Peristiwa tersebut menghanguskan sejumlah fasilitas pendidikan, di antaranya ruang kelas TK dan SD Hidayatullah serta satu ruangan milik Baitul Maal Hidayatullah (BMH).

Kapolresta Mamuju, Kombes Pol Ferdyan Indra Fahmi, turun langsung ke lokasi untuk memimpin proses pemadaman sekaligus melakukan olah tempat kejadian perkara (TKP). 

Baca juga: Laga Pembuka Liga 4 Sulbar Berakhir Imbang 1-1 Gasman Majene dan PS Mateng Berbagi Angka

Baca juga: Satpol PP Mamuju Tengah Razia Pelajar Bolos, 15 Siswa Terjaring di Topoyo dan Tobadak

Berdasarkan hasil olah TKP, diketahui bahwa sumber api pertama kali muncul dari pos keamanan (security). Lanjutnya 

“Di TKP ditemukan adanya terminal kotak kontak listrik di dalam pos security yang terhubung dengan beberapa perangkat elektronik seperti kipas angin, dispenser, dan amplifier.

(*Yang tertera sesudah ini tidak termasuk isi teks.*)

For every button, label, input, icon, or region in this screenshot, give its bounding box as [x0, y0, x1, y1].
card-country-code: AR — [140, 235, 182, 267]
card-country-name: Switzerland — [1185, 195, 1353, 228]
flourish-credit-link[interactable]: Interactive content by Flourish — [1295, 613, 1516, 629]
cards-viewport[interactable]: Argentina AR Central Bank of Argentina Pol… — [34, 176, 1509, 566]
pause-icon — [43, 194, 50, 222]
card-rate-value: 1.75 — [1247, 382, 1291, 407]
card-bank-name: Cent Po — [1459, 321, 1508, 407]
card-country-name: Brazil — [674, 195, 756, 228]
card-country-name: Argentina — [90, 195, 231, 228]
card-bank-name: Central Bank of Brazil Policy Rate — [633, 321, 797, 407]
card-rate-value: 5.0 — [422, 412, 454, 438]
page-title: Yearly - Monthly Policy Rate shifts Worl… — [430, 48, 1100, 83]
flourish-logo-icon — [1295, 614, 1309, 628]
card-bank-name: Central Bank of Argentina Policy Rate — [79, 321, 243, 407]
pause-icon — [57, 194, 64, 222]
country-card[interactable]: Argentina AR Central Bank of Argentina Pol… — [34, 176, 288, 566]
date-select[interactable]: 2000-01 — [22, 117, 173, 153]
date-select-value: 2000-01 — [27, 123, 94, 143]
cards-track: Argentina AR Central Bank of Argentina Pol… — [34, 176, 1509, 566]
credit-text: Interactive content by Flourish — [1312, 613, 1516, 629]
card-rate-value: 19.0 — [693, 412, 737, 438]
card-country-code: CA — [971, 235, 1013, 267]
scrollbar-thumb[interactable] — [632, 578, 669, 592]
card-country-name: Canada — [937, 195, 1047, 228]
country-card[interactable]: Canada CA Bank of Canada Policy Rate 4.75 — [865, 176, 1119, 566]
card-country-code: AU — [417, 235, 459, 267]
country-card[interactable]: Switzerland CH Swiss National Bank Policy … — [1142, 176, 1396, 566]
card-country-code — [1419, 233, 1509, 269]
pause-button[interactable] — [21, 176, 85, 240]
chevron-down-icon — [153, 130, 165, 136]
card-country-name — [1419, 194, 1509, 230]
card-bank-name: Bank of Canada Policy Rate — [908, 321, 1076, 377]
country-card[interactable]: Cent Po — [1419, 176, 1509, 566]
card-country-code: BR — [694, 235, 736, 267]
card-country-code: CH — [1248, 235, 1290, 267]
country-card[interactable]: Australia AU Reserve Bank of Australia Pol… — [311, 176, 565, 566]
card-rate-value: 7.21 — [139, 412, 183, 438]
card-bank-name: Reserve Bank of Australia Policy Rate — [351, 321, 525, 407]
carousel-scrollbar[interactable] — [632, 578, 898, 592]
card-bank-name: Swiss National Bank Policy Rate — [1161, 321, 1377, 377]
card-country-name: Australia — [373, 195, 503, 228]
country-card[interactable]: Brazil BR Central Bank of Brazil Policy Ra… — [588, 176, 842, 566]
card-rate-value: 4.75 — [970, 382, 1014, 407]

Diduga terjadi percikan bunga api dari tumpukan instalasi listrik tersebut,” ujar Kapolresta Mamuju 

Keterangan ini diperkuat oleh saksi mata yang pertama kali melihat kejadian, yang menyebutkan bahwa api memang berasal dari dalam pos security sebelum kemudian membesar dan merambat ke atas plafon serta bangunan lainnya.

Dari hasil penyelidikan awal, dapat dipastikan bahwa penyebab kebakaran berasal dari percikan listrik (arus pendek) pada terminal kotak kontak di pos security tersebut.

POLICE LINE - Polisi memasang police line atau garis polidi di TKP kejadian kebakaran Pondok pesantren Hidayatullah Mamuju pada Minggu (19/4/2026).
POLICE LINE - Polisi memasang police line atau garis polidi di TKP kejadian kebakaran Pondok pesantren Hidayatullah Mamuju pada Minggu (19/4/2026). (Tribun-Sulbar.com/Suandi)

Meski sempat menimbulkan kepanikan di lingkungan pondok pesantren, api akhirnya berhasil dipadamkan berkat kerja sama tim dari Pemadam Kebakaran Mamuju yang dibantu oleh personel Brimob Sulbar dan Polresta Mamuju. 

Dalam proses pemadaman, selain mobil Damkar petugas juga mengerahkan armada water cannon milik Sat Brimob dan Sat Samapta Polresta untuk mempercepat pengendalian api.

Akibat kejadian ini, ada sekitar 6 kelas yang terbakar dan dampaknya ratusan siswa TK dan SD Hidayatullah untuk sementara waktu tidak dapat mengikuti kegiatan belajar mengajar. 

Kebakaran ini berdampak langsung pada operasional pendidikan di ponpes tersebut.

Komunikasi ke Pemkab

Tercatat lebih dari seratus murid PAUD kehilangan ruang kelas mereka.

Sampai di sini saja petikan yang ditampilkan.